Moeddel also emphasized that practicing law is more than just learning case law and being aware of certain statutes. It is important to understand how to go beyond what you learn in a classroom, therefore, and know how to work with existing law to help your clients achieve their goals. “You need to understand, based on the statutes and cases, how to structure a business or transaction in a manner that achieves the business objectives of your client, or, for those practicing as litigators, how to advocate for your client’s position.”
Finally, there are some general considerations that corporate attorneys should keep in mind. Moeddel emphasized, “As corporation transactions have slowed and businesses have gone out of business, the issues faced by corporate lawyers and their clients have changed in the last few years. Lawyers need to adapt to the changing business climate and learn that, although the law is somewhat static, the business environment is not. It affects your client’s position, negotiating leverage, and risk. Therefore, you need to consider how each of those considerations changes your legal considerations.”
Background on the Professors
Although originally from Cincinnati, Muething attended the University of Michigan, where she majored in political science. After graduating, she participated in Teach for America for three years, teaching first grade at F.L. Stanton Elementary School in Atlanta, Georgia. She then returned to Cincinnati to attend UC Law. Muething says she chose UC for law school because her brother had a very positive experience at UC Law, and also because she wanted to move back to Cincinnati. Muething worked at KMK during both of her summers in law school, and has worked there since graduating in 2008.

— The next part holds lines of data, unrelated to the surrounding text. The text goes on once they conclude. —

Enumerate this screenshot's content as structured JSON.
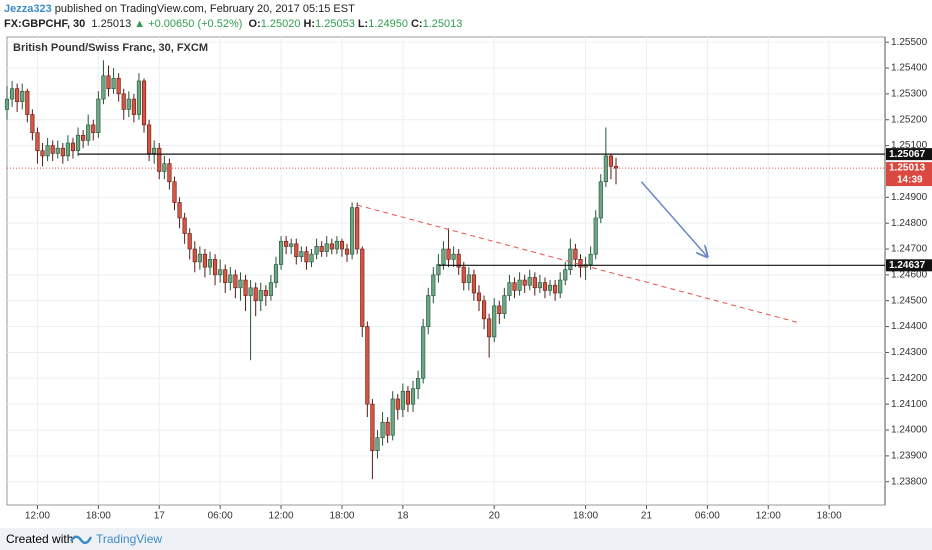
{
  "header": {
    "author": "Jezza323",
    "published": "published on TradingView.com, February 20, 2017 05:15 EST",
    "symbol": "FX:GBPCHF, 30",
    "last": "1.25013",
    "arrow": "▲",
    "change": "+0.00650 (+0.52%)",
    "ohlc": [
      {
        "label": "O:",
        "value": "1.25020"
      },
      {
        "label": "H:",
        "value": "1.25053"
      },
      {
        "label": "L:",
        "value": "1.24950"
      },
      {
        "label": "C:",
        "value": "1.25013"
      }
    ]
  },
  "chart_data": {
    "type": "candlestick",
    "title": "British Pound/Swiss Franc, 30, FXCM",
    "up_color": "#6ba583",
    "down_color": "#d75442",
    "grid": true,
    "xlim": [
      0,
      173
    ],
    "ylim": [
      1.2371,
      1.2552
    ],
    "xticks": [
      {
        "value": 6,
        "label": "12:00"
      },
      {
        "value": 18,
        "label": "18:00"
      },
      {
        "value": 30,
        "label": "17"
      },
      {
        "value": 42,
        "label": "06:00"
      },
      {
        "value": 54,
        "label": "12:00"
      },
      {
        "value": 66,
        "label": "18:00"
      },
      {
        "value": 78,
        "label": "18"
      },
      {
        "value": 96,
        "label": "20"
      },
      {
        "value": 114,
        "label": "18:00"
      },
      {
        "value": 126,
        "label": "21"
      },
      {
        "value": 138,
        "label": "06:00"
      },
      {
        "value": 150,
        "label": "12:00"
      },
      {
        "value": 162,
        "label": "18:00"
      }
    ],
    "yticks": [
      {
        "value": 1.255,
        "label": "1.25500"
      },
      {
        "value": 1.254,
        "label": "1.25400"
      },
      {
        "value": 1.253,
        "label": "1.25300"
      },
      {
        "value": 1.252,
        "label": "1.25200"
      },
      {
        "value": 1.251,
        "label": "1.25100"
      },
      {
        "value": 1.249,
        "label": "1.24900"
      },
      {
        "value": 1.248,
        "label": "1.24800"
      },
      {
        "value": 1.247,
        "label": "1.24700"
      },
      {
        "value": 1.246,
        "label": "1.24600"
      },
      {
        "value": 1.245,
        "label": "1.24500"
      },
      {
        "value": 1.244,
        "label": "1.24400"
      },
      {
        "value": 1.243,
        "label": "1.24300"
      },
      {
        "value": 1.242,
        "label": "1.24200"
      },
      {
        "value": 1.241,
        "label": "1.24100"
      },
      {
        "value": 1.24,
        "label": "1.24000"
      },
      {
        "value": 1.239,
        "label": "1.23900"
      },
      {
        "value": 1.238,
        "label": "1.23800"
      }
    ],
    "open": [
      1.2524,
      1.2528,
      1.2532,
      1.2527,
      1.2531,
      1.2522,
      1.2515,
      1.2508,
      1.2506,
      1.251,
      1.2507,
      1.2509,
      1.2506,
      1.2511,
      1.2508,
      1.2514,
      1.2512,
      1.2518,
      1.2515,
      1.2528,
      1.2537,
      1.2532,
      1.2536,
      1.253,
      1.2524,
      1.2528,
      1.2522,
      1.2535,
      1.2518,
      1.2507,
      1.2509,
      1.25,
      1.2503,
      1.2496,
      1.2488,
      1.2482,
      1.2476,
      1.247,
      1.2465,
      1.2468,
      1.2463,
      1.2466,
      1.246,
      1.2462,
      1.2457,
      1.246,
      1.2455,
      1.2458,
      1.2452,
      1.2455,
      1.245,
      1.2454,
      1.2452,
      1.2457,
      1.2464,
      1.2473,
      1.2471,
      1.2472,
      1.2467,
      1.2469,
      1.2465,
      1.2468,
      1.2471,
      1.2469,
      1.2472,
      1.247,
      1.2473,
      1.247,
      1.2468,
      1.2486,
      1.247,
      1.244,
      1.241,
      1.2392,
      1.2397,
      1.2403,
      1.2398,
      1.2412,
      1.2408,
      1.2415,
      1.241,
      1.2416,
      1.242,
      1.244,
      1.2452,
      1.246,
      1.2464,
      1.247,
      1.2466,
      1.2468,
      1.2463,
      1.2457,
      1.246,
      1.2453,
      1.245,
      1.2443,
      1.2436,
      1.2448,
      1.2445,
      1.2452,
      1.2457,
      1.2454,
      1.2458,
      1.2456,
      1.2459,
      1.2455,
      1.2457,
      1.2454,
      1.2456,
      1.2453,
      1.2458,
      1.2462,
      1.247,
      1.2466,
      1.2463,
      1.2464,
      1.2468,
      1.2482,
      1.2496,
      1.2506,
      1.2502
    ],
    "high": [
      1.2533,
      1.2535,
      1.2534,
      1.2534,
      1.2532,
      1.2524,
      1.2517,
      1.2511,
      1.2513,
      1.2512,
      1.2512,
      1.2511,
      1.2514,
      1.2513,
      1.2517,
      1.2516,
      1.2522,
      1.252,
      1.2531,
      1.2543,
      1.2541,
      1.254,
      1.2538,
      1.2532,
      1.2531,
      1.253,
      1.2538,
      1.2536,
      1.252,
      1.2512,
      1.2511,
      1.2506,
      1.2505,
      1.2498,
      1.249,
      1.2484,
      1.2478,
      1.2473,
      1.2471,
      1.247,
      1.2469,
      1.2468,
      1.2466,
      1.2464,
      1.2463,
      1.2462,
      1.2461,
      1.246,
      1.2458,
      1.2457,
      1.2457,
      1.2456,
      1.246,
      1.2467,
      1.2475,
      1.2475,
      1.2474,
      1.2474,
      1.2471,
      1.2471,
      1.247,
      1.2474,
      1.2473,
      1.2475,
      1.2474,
      1.2475,
      1.2474,
      1.2472,
      1.2488,
      1.2488,
      1.2471,
      1.2442,
      1.2412,
      1.24,
      1.2407,
      1.2405,
      1.2415,
      1.2414,
      1.2418,
      1.2417,
      1.2419,
      1.2423,
      1.2443,
      1.2455,
      1.2463,
      1.2468,
      1.2473,
      1.2478,
      1.2471,
      1.247,
      1.2465,
      1.2463,
      1.2462,
      1.2456,
      1.2452,
      1.2445,
      1.2451,
      1.245,
      1.2455,
      1.246,
      1.2459,
      1.2461,
      1.246,
      1.2462,
      1.2461,
      1.246,
      1.2459,
      1.2458,
      1.2458,
      1.2461,
      1.2465,
      1.2474,
      1.2472,
      1.2468,
      1.2467,
      1.2471,
      1.2485,
      1.2499,
      1.2517,
      1.2507,
      1.25053
    ],
    "low": [
      1.252,
      1.2525,
      1.2523,
      1.2524,
      1.2519,
      1.2512,
      1.2503,
      1.2502,
      1.2504,
      1.2504,
      1.2505,
      1.2503,
      1.2504,
      1.2505,
      1.2506,
      1.2509,
      1.251,
      1.2512,
      1.2513,
      1.2526,
      1.2529,
      1.253,
      1.2527,
      1.252,
      1.2521,
      1.2519,
      1.252,
      1.2515,
      1.2504,
      1.2503,
      1.2497,
      1.2497,
      1.2493,
      1.2485,
      1.2478,
      1.2472,
      1.2466,
      1.2461,
      1.2462,
      1.2459,
      1.246,
      1.2456,
      1.2457,
      1.2453,
      1.2454,
      1.2451,
      1.245,
      1.2446,
      1.2427,
      1.2444,
      1.2446,
      1.2448,
      1.245,
      1.2455,
      1.2462,
      1.2468,
      1.2468,
      1.2464,
      1.2465,
      1.2462,
      1.2463,
      1.2466,
      1.2467,
      1.2467,
      1.2468,
      1.2468,
      1.2467,
      1.2465,
      1.2466,
      1.2468,
      1.2436,
      1.2405,
      1.2381,
      1.2389,
      1.2394,
      1.2395,
      1.2396,
      1.2404,
      1.2405,
      1.2407,
      1.2407,
      1.2412,
      1.2418,
      1.2437,
      1.2449,
      1.2457,
      1.2462,
      1.2463,
      1.2463,
      1.246,
      1.2454,
      1.2454,
      1.245,
      1.2446,
      1.2439,
      1.2428,
      1.2434,
      1.2441,
      1.2443,
      1.245,
      1.2451,
      1.2452,
      1.2453,
      1.2454,
      1.2452,
      1.2453,
      1.2451,
      1.2452,
      1.245,
      1.2451,
      1.2456,
      1.246,
      1.2463,
      1.2459,
      1.2458,
      1.2462,
      1.2466,
      1.248,
      1.2494,
      1.2497,
      1.2495
    ],
    "close": [
      1.2528,
      1.2532,
      1.2527,
      1.2531,
      1.2522,
      1.2515,
      1.2508,
      1.2506,
      1.251,
      1.2507,
      1.2509,
      1.2506,
      1.2511,
      1.2508,
      1.2514,
      1.2512,
      1.2518,
      1.2515,
      1.2528,
      1.2537,
      1.2532,
      1.2536,
      1.253,
      1.2524,
      1.2528,
      1.2522,
      1.2535,
      1.2518,
      1.2507,
      1.2509,
      1.25,
      1.2503,
      1.2496,
      1.2488,
      1.2482,
      1.2476,
      1.247,
      1.2465,
      1.2468,
      1.2463,
      1.2466,
      1.246,
      1.2462,
      1.2457,
      1.246,
      1.2455,
      1.2458,
      1.2452,
      1.2455,
      1.245,
      1.2454,
      1.2452,
      1.2457,
      1.2464,
      1.2473,
      1.2471,
      1.2472,
      1.2467,
      1.2469,
      1.2465,
      1.2468,
      1.2471,
      1.2469,
      1.2472,
      1.247,
      1.2473,
      1.247,
      1.2468,
      1.2486,
      1.247,
      1.244,
      1.241,
      1.2392,
      1.2397,
      1.2403,
      1.2398,
      1.2412,
      1.2408,
      1.2415,
      1.241,
      1.2416,
      1.242,
      1.244,
      1.2452,
      1.246,
      1.2464,
      1.247,
      1.2466,
      1.2468,
      1.2463,
      1.2457,
      1.246,
      1.2453,
      1.245,
      1.2443,
      1.2436,
      1.2448,
      1.2445,
      1.2452,
      1.2457,
      1.2454,
      1.2458,
      1.2456,
      1.2459,
      1.2455,
      1.2457,
      1.2454,
      1.2456,
      1.2453,
      1.2458,
      1.2462,
      1.247,
      1.2466,
      1.2463,
      1.2464,
      1.2468,
      1.2482,
      1.2496,
      1.2506,
      1.2502,
      1.25013
    ],
    "levels": [
      {
        "value": 1.25067,
        "label": "1.25067",
        "start": 14
      },
      {
        "value": 1.24637,
        "label": "1.24637",
        "start": 85
      }
    ],
    "last_price": {
      "value": 1.25013,
      "label": "1.25013"
    },
    "countdown": "14:39",
    "trend_line": {
      "x": [
        69,
        156
      ],
      "y": [
        1.2487,
        1.24415
      ]
    },
    "arrow": {
      "x": [
        125,
        138
      ],
      "y": [
        1.2496,
        1.2467
      ]
    }
  },
  "footer": {
    "created": "Created with",
    "brand": "TradingView"
  }
}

Muething participated in the teaching of the Practice One despite having graduated less than two years ago. “When Ed Steiner first approached me about teaching the Corporations Practice One with him, I wondered what someone with my limited experience could bring to the class,” she said. “However, it soon became clear that our goal with respect to the Practice One was to have various viewpoints and show students not only what they would be doing at various stages of their career but also to give them a sense of the dynamic between attorneys in a corporate practice. Although I may have only had a year and a half of experience, I was able to give the students a better understanding of what their first couple of years of practice would be like, the type of work that they would be doing, and how to best prepare to be a young associate at a law firm.”
Like Muething, Mike Moeddel was born and raised in Cincinnati. He and his wife, Melissa Arnzen Moeddel, also of UC Law’s Class of 2002, have one daughter, Maya, who is fourteen months old, and a second child on the way, due in April. Moeddel majored in English at the Ohio State University before coming straight to UC Law. When asked why he returned to Cincinnati for law school, he said, “I knew they had a great corporate law program, and I was looking forward to coming home to learn and practice law.” He also worked at KMK both summers during law school, and has been there since he graduated in 2002.